Machinarium est un point’n’click indépendant. (Trailer)
Il se joue un peu différemment des point’n’click habituels, il vaut mieux réfléchir que cliquer dans tous les sens et les objets inutiles de l’inventaire se vident tous seuls (à quelques exceptions prêt). C’est à la fois bien et pas bien, bien car la progression est plus logique et gratifiante, mais pas bien car il faut vraiment être au bon endroit et cliquer sur le bon pixel, ce qui cause parfois quelques frustrations. Certains choses sont plus difficile, et le joueur peut utiliser une mini-aide, qui permet de voir ce que le personnage a en tête d’accomplir; ou une aide plus complète qui permet de voir directement la solution de toutes les énigmes du lieu. Mais cette dernière aide doit se débloquer à l’aide d’un mini-jeu, une sorte de mini shoot’em’up avec une clef qui doit arriver au bout du niveau pour rencontrer sa serrure. Je vous préviens tout de suite qu’il vaut mieux utiliser le clavier, en cliquant sur les boutons à la souris c’est d’une rigidité à se cogner la tête contre l’écran. Il y a pas mal de référence à d’autres types de jeu, comme Space Invaders sur une bonne d’arcade.

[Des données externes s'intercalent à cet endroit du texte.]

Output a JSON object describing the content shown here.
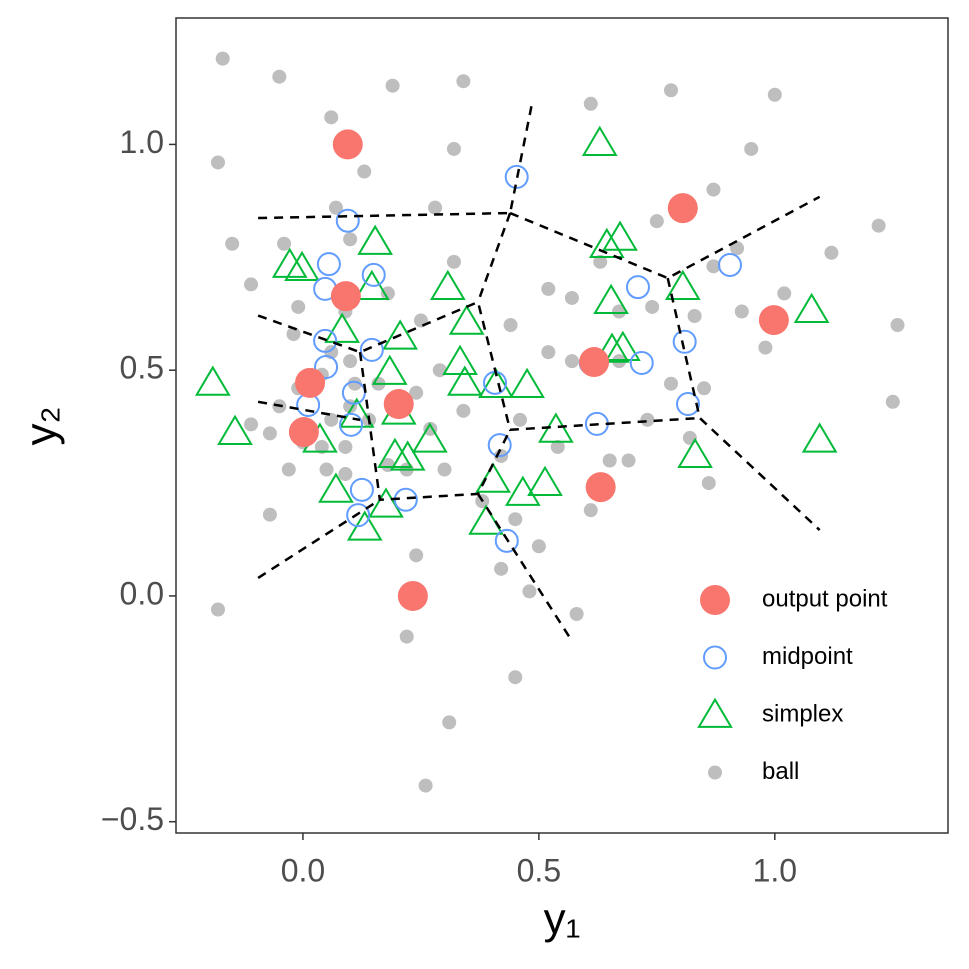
{
  "chart_data": {
    "type": "scatter",
    "xlabel": "y₁",
    "ylabel": "y₂",
    "xlim": [
      -0.269,
      1.367
    ],
    "ylim": [
      -0.525,
      1.28
    ],
    "xticks": [
      {
        "value": 0,
        "label": "0.0"
      },
      {
        "value": 0.5,
        "label": "0.5"
      },
      {
        "value": 1,
        "label": "1.0"
      }
    ],
    "yticks": [
      {
        "value": -0.5,
        "label": "−0.5"
      },
      {
        "value": 0,
        "label": "0.0"
      },
      {
        "value": 0.5,
        "label": "0.5"
      },
      {
        "value": 1,
        "label": "1.0"
      }
    ],
    "legend": "bottom-right",
    "lines_color": "#000000",
    "lines_dashed": true,
    "lines": [
      {
        "x": [
          -0.095,
          0.439,
          0.487
        ],
        "y": [
          0.837,
          0.848,
          1.099
        ]
      },
      {
        "x": [
          0.439,
          0.371
        ],
        "y": [
          0.848,
          0.651
        ]
      },
      {
        "x": [
          0.439,
          0.773,
          1.095
        ],
        "y": [
          0.848,
          0.704,
          0.884
        ]
      },
      {
        "x": [
          0.773,
          0.841,
          1.095
        ],
        "y": [
          0.704,
          0.394,
          0.146
        ]
      },
      {
        "x": [
          -0.095,
          0.121,
          0.371,
          0.439,
          0.841
        ],
        "y": [
          0.621,
          0.54,
          0.651,
          0.368,
          0.394
        ]
      },
      {
        "x": [
          -0.095,
          0.121
        ],
        "y": [
          0.43,
          0.39
        ]
      },
      {
        "x": [
          0.121,
          0.163,
          0.371,
          0.439
        ],
        "y": [
          0.54,
          0.213,
          0.226,
          0.368
        ]
      },
      {
        "x": [
          -0.095,
          0.163
        ],
        "y": [
          0.04,
          0.213
        ]
      },
      {
        "x": [
          0.371,
          0.566
        ],
        "y": [
          0.226,
          -0.093
        ]
      }
    ],
    "series": [
      {
        "name": "output point",
        "color": "#F8766D",
        "marker": "big-dot",
        "x": [
          0.095,
          0.805,
          0.091,
          0.998,
          0.617,
          0.015,
          0.203,
          0.002,
          0.631,
          0.233
        ],
        "values": [
          1.0,
          0.859,
          0.664,
          0.611,
          0.518,
          0.472,
          0.425,
          0.363,
          0.241,
          0.0
        ]
      },
      {
        "name": "midpoint",
        "color": "#619CFF",
        "marker": "circle",
        "x": [
          0.453,
          0.095,
          0.055,
          0.15,
          0.047,
          0.047,
          0.146,
          0.049,
          0.108,
          0.011,
          0.102,
          0.407,
          0.417,
          0.61,
          0.718,
          0.71,
          0.905,
          0.809,
          0.816,
          0.623,
          0.125,
          0.117,
          0.218,
          0.432
        ],
        "values": [
          0.928,
          0.831,
          0.735,
          0.711,
          0.68,
          0.565,
          0.545,
          0.507,
          0.45,
          0.423,
          0.379,
          0.472,
          0.334,
          0.516,
          0.516,
          0.684,
          0.733,
          0.563,
          0.425,
          0.381,
          0.235,
          0.179,
          0.213,
          0.122
        ]
      },
      {
        "name": "simplex",
        "color": "#00BA38",
        "marker": "triangle",
        "x": [
          0.629,
          0.153,
          -0.028,
          -0.002,
          0.146,
          0.307,
          0.347,
          0.083,
          0.206,
          0.333,
          0.184,
          0.343,
          0.409,
          0.475,
          -0.191,
          -0.144,
          0.036,
          0.203,
          0.114,
          0.195,
          0.222,
          0.269,
          0.07,
          0.131,
          0.403,
          0.536,
          0.466,
          0.513,
          0.388,
          0.176,
          0.653,
          0.644,
          0.672,
          0.805,
          0.678,
          0.655,
          0.831,
          1.095,
          1.078
        ],
        "values": [
          1.003,
          0.784,
          0.733,
          0.726,
          0.684,
          0.684,
          0.607,
          0.589,
          0.574,
          0.518,
          0.496,
          0.472,
          0.467,
          0.467,
          0.472,
          0.363,
          0.346,
          0.408,
          0.401,
          0.312,
          0.306,
          0.346,
          0.235,
          0.151,
          0.257,
          0.368,
          0.228,
          0.25,
          0.164,
          0.202,
          0.653,
          0.777,
          0.793,
          0.684,
          0.549,
          0.545,
          0.312,
          0.346,
          0.633
        ]
      },
      {
        "name": "ball",
        "color": "#BEBEBE",
        "marker": "dot",
        "x": [
          -0.17,
          -0.05,
          0.19,
          0.34,
          0.06,
          0.61,
          0.78,
          1.0,
          -0.18,
          0.32,
          0.13,
          0.95,
          0.87,
          0.75,
          0.28,
          0.07,
          -0.15,
          -0.04,
          0.1,
          0.32,
          0.63,
          0.87,
          0.92,
          1.22,
          1.12,
          1.26,
          -0.11,
          -0.01,
          0.09,
          0.18,
          0.25,
          0.52,
          0.57,
          0.67,
          0.74,
          0.83,
          0.93,
          1.02,
          0.98,
          -0.02,
          0.06,
          0.1,
          0.04,
          0.11,
          0.16,
          0.24,
          0.29,
          0.44,
          0.52,
          0.57,
          0.67,
          0.78,
          0.85,
          0.73,
          0.82,
          1.25,
          -0.01,
          -0.05,
          -0.11,
          -0.07,
          0.0,
          0.04,
          0.09,
          0.14,
          0.19,
          0.27,
          0.3,
          0.22,
          -0.03,
          0.05,
          0.09,
          -0.07,
          0.18,
          0.42,
          0.54,
          0.46,
          0.34,
          0.65,
          0.69,
          0.86,
          0.61,
          0.38,
          0.45,
          0.24,
          0.42,
          0.5,
          0.48,
          -0.18,
          0.58,
          0.22,
          0.45,
          0.31,
          0.26,
          0.1,
          0.06
        ],
        "values": [
          1.19,
          1.15,
          1.13,
          1.14,
          1.06,
          1.09,
          1.12,
          1.11,
          0.96,
          0.99,
          0.94,
          0.99,
          0.9,
          0.83,
          0.86,
          0.86,
          0.78,
          0.78,
          0.79,
          0.74,
          0.74,
          0.73,
          0.77,
          0.82,
          0.76,
          0.6,
          0.69,
          0.64,
          0.63,
          0.67,
          0.61,
          0.68,
          0.66,
          0.63,
          0.64,
          0.62,
          0.63,
          0.67,
          0.55,
          0.58,
          0.54,
          0.52,
          0.49,
          0.47,
          0.47,
          0.45,
          0.5,
          0.6,
          0.54,
          0.52,
          0.52,
          0.47,
          0.46,
          0.39,
          0.35,
          0.43,
          0.46,
          0.42,
          0.38,
          0.36,
          0.34,
          0.33,
          0.33,
          0.39,
          0.42,
          0.37,
          0.28,
          0.28,
          0.28,
          0.28,
          0.27,
          0.18,
          0.29,
          0.31,
          0.33,
          0.39,
          0.41,
          0.3,
          0.3,
          0.25,
          0.19,
          0.21,
          0.17,
          0.09,
          0.06,
          0.11,
          0.01,
          -0.03,
          -0.04,
          -0.09,
          -0.18,
          -0.28,
          -0.42,
          0.42,
          0.39
        ]
      }
    ]
  }
}
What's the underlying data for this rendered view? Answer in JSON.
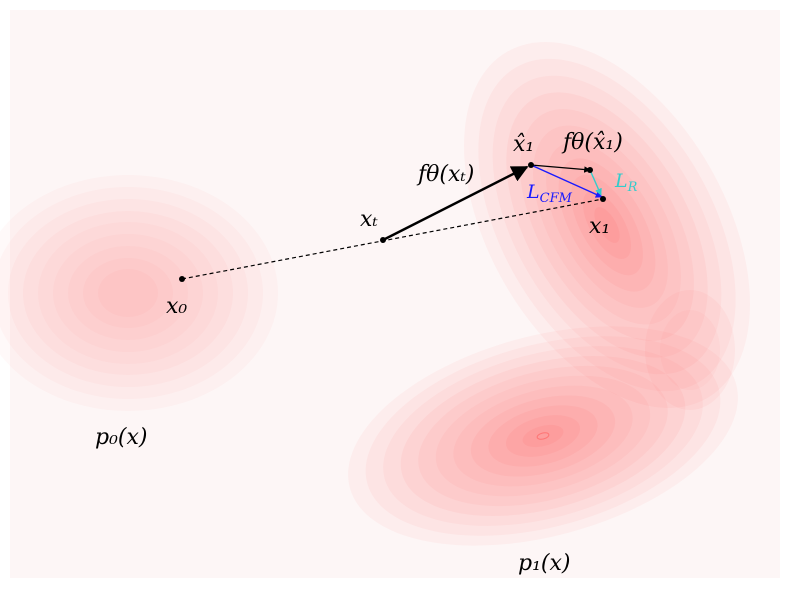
{
  "colors": {
    "background": "#fdf6f6",
    "density": "#ff4d4d",
    "flow_arrow": "#000000",
    "cfm_loss": "#1a1aff",
    "r_loss": "#33cccc",
    "points": "#000000"
  },
  "labels": {
    "x0": "x₀",
    "xt": "xₜ",
    "x1": "x₁",
    "x1_hat": "x̂₁",
    "f_xt": "fθ(xₜ)",
    "f_x1_hat": "fθ(x̂₁)",
    "L_cfm": "L_CFM",
    "L_cfm_main": "L",
    "L_cfm_sub": "CFM",
    "L_r_main": "L",
    "L_r_sub": "R",
    "p0": "p₀(x)",
    "p1": "p₁(x)"
  }
}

En parlant de maniabilité, tout se joue à la souris. C’est en flash, et donc une fois qu’une animation a commencé en général on ne peut pas l’annuler et on doit attendre qu’elle se joue jusqu’au bout, un peu énervant sur certains passages, mais globalement pas de problème et d’ailleurs les animations sont superbes. Les graphismes aussi, les screenshots parlent d’eux-même. En plus de trouver des éléments et trouver quelle action/quel objet à mettre où pour passer à la suite, il y a des petites phases d’énigmes avec des câbles à raccorder, ou des mini-jeux (plus rares) comme cité plus haut.

L’histoire est minimaliste mais franchement intéressante à découvrir. Le héros se retrouve jeté hors de la ville dans une décharge, il va devoir regrimper tout en haut, retrouver sa copine, et déjouer les plans des méchants robots qui le martyrisent et embêtent tout le monde. L’humour, s’il y a quelque tentatives, ne m’a jamais fait sourire, à part quand on laisse le jeu sans toucher à rien et que le robot a des flashbacks sous forme de bulles. Au passage, tout est raconté par des bulles, il n’y a pas de texte. Le jeu est assez court mais c’est suffisant pour passer un bon moment.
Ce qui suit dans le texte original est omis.